Parlare di lavoro agricolo quindi equivale a parlare di un microcosmo sociale in cui si intersecano e si condizionano vicendevolmente dinamiche strettamente lavorative e più generali dinamiche politiche, economiche e sociali che sono esplicitate e amplificate perché il settore agricolo si situa al centro delle molteplici contraddizioni che caratterizzano la contemporaneità in quanto somma ed estremizza molte delle dinamiche che investono i mercati del lavoro e, più in generale, i sistemi produttivi dei paesi capitalisticamente avanzati. Tra le principali: quelle relative ai processi di precarizzazione della condizione lavorativa e il conseguente depauperamento del potere contrattuale dei lavoratori in generale e della forza lavoro migrante in particolare; quelle relative alle ricadute sul piano economico delle politiche migratorie; quelle relative ai processi di esclusione sociale; quelle innescate dalle filiere produttive e dai processi distributivi dei prodotti agricoli.

Se lo scenario qui tratteggiato ha ragion d’essere, non appare quindi casuale la grande enfasi data al tema del caporalato rispetto ai processi di sfruttamento in agricoltura. Non sorprende per esempio che sul piano politico il ministro dell’agricoltura dell’attuale governo, così come pure il viceministro allo sviluppo economico, siano impegnati in un’azione politica volta ad estendere (giustamente) il reato di intermediazione lavorativa illegale anche alle aziende agricole che se ne avvalgono, mentre poco, o meglio nulla, si dice e si fa, rispetto alle condizioni politiche, istituzionali, economiche e sociali, nelle quali prendono forma, tanto il caporalato (declinato nelle sue diverse forme), quanto, più in generale, i processi di sfruttamento in agricoltura. Non è casuale questa scelta per il governo che più di altri si sta contraddistinguendo per l’introduzione di politiche che precarizzano in maniera ancora più accentuata la condizione lavorativa, e il vergognoso jobs act non è che la punta dell’iceberg.

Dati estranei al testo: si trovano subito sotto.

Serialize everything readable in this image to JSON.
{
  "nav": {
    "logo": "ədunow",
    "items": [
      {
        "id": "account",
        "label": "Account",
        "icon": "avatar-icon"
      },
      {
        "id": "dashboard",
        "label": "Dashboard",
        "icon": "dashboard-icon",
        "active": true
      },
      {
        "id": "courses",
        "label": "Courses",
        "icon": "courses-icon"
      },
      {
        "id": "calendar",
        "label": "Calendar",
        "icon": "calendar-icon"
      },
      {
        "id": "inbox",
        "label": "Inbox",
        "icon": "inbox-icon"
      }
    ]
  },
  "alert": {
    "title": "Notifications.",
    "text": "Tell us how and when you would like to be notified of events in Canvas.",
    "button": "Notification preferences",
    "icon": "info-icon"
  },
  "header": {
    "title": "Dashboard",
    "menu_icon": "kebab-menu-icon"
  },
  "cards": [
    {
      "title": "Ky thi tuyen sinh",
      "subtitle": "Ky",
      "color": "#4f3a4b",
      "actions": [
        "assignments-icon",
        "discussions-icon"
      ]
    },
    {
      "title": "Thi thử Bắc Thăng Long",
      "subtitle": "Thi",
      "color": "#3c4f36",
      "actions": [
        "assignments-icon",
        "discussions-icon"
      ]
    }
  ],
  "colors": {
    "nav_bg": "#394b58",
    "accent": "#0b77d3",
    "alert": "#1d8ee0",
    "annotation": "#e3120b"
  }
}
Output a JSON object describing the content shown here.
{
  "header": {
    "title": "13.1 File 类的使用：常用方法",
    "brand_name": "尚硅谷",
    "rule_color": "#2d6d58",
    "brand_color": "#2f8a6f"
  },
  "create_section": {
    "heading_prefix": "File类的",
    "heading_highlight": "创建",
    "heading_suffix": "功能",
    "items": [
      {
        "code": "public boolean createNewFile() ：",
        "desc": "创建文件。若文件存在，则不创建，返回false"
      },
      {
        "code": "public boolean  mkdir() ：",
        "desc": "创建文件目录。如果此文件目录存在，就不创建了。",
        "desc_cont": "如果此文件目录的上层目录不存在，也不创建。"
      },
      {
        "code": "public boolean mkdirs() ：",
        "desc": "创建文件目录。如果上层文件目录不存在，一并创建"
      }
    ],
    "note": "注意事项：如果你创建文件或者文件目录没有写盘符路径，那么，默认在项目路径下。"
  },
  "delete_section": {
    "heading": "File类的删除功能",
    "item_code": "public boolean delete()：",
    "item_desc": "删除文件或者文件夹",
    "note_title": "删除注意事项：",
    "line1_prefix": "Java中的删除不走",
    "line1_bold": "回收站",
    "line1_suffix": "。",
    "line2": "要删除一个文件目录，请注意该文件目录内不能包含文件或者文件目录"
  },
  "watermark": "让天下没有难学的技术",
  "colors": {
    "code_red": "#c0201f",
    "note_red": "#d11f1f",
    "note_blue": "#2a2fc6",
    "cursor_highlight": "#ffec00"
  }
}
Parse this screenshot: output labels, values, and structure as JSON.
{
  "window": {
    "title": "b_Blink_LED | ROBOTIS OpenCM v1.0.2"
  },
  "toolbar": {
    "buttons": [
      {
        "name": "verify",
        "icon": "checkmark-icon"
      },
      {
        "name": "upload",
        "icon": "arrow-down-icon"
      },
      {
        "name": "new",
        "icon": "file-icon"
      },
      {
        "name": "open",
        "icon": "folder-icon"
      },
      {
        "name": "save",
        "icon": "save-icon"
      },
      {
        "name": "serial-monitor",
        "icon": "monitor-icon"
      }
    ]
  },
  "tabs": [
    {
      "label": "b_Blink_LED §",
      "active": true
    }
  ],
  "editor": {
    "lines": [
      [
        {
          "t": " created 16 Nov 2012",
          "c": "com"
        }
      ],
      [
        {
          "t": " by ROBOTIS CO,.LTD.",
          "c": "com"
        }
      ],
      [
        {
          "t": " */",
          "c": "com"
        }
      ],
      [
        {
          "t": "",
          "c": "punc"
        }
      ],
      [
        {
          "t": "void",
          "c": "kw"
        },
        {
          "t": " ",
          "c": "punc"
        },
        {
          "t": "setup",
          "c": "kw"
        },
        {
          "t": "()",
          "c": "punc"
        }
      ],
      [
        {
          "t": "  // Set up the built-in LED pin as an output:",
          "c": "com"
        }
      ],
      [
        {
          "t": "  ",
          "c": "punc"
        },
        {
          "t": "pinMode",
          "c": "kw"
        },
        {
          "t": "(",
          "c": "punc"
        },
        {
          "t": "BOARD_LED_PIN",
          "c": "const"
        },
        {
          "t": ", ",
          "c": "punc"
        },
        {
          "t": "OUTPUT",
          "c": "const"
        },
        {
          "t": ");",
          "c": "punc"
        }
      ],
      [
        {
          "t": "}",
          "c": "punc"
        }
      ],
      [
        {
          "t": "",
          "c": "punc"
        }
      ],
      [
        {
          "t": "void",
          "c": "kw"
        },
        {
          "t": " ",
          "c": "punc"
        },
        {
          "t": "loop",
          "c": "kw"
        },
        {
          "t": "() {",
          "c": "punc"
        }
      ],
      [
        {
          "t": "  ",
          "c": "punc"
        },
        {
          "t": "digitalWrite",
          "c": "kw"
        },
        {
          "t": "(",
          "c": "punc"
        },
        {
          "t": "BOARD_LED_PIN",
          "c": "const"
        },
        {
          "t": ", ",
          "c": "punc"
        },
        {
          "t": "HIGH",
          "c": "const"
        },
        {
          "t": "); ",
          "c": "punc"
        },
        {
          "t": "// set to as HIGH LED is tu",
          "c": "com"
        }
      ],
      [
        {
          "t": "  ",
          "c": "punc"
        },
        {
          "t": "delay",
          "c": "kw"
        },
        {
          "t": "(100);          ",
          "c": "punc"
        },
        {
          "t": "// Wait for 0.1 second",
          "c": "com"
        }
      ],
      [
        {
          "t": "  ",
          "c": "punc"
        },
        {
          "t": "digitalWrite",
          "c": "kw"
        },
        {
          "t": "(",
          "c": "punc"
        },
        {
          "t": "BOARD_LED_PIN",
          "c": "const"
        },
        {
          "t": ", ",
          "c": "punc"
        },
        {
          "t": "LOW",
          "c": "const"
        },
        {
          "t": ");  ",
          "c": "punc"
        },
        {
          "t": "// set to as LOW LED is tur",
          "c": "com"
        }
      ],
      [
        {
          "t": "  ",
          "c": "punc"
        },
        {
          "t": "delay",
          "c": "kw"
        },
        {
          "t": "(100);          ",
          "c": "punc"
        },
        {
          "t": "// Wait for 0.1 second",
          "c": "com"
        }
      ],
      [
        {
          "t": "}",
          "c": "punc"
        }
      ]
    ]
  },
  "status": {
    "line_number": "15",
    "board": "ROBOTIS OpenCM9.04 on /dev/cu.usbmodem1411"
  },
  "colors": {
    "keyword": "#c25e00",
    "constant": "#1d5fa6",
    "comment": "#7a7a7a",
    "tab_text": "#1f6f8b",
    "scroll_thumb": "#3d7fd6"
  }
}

Oggi, sul piano dei rapporti lavorativi, la vera partita, in agricoltura ma non solo, va giocata sul terreno della lotta allo sfruttamento e su quello della lotta per i diritti. Un terreno su cui in Italia, in tanti, sono decisamente in ritardo. Insomma, fin quando la sacrosanta lotta contro il caporalato non sarà riportata all’interno di una lotta forte, capillare e incisiva per i diritti del lavoro, poco si otterrà. Gli interventi sul piano penale sono insufficienti e la lotta al caporalato sarà destinata ad essere del tutto vana se non si interviene normativamente potenziando gli strumenti di tutela dei diritti dei lavoratori e invertendo radicalmente la tendenza in atto da quasi un trentennio che seguita a mortificare il corpus di diritti sociali in materia di lavoro. Questa cosa, al momento, purtroppo, sembra non essere la prima preoccupazione di molti, sicuramente non è la prima preoccupazione dei ministri, né dei vari sottosegretari, né tantomeno del presidente del consiglio in carica e, cosa forse ancora più grave, non sembra essere la priorità delle organizzazioni che dovrebbero tutelare i diritti dei lavoratori.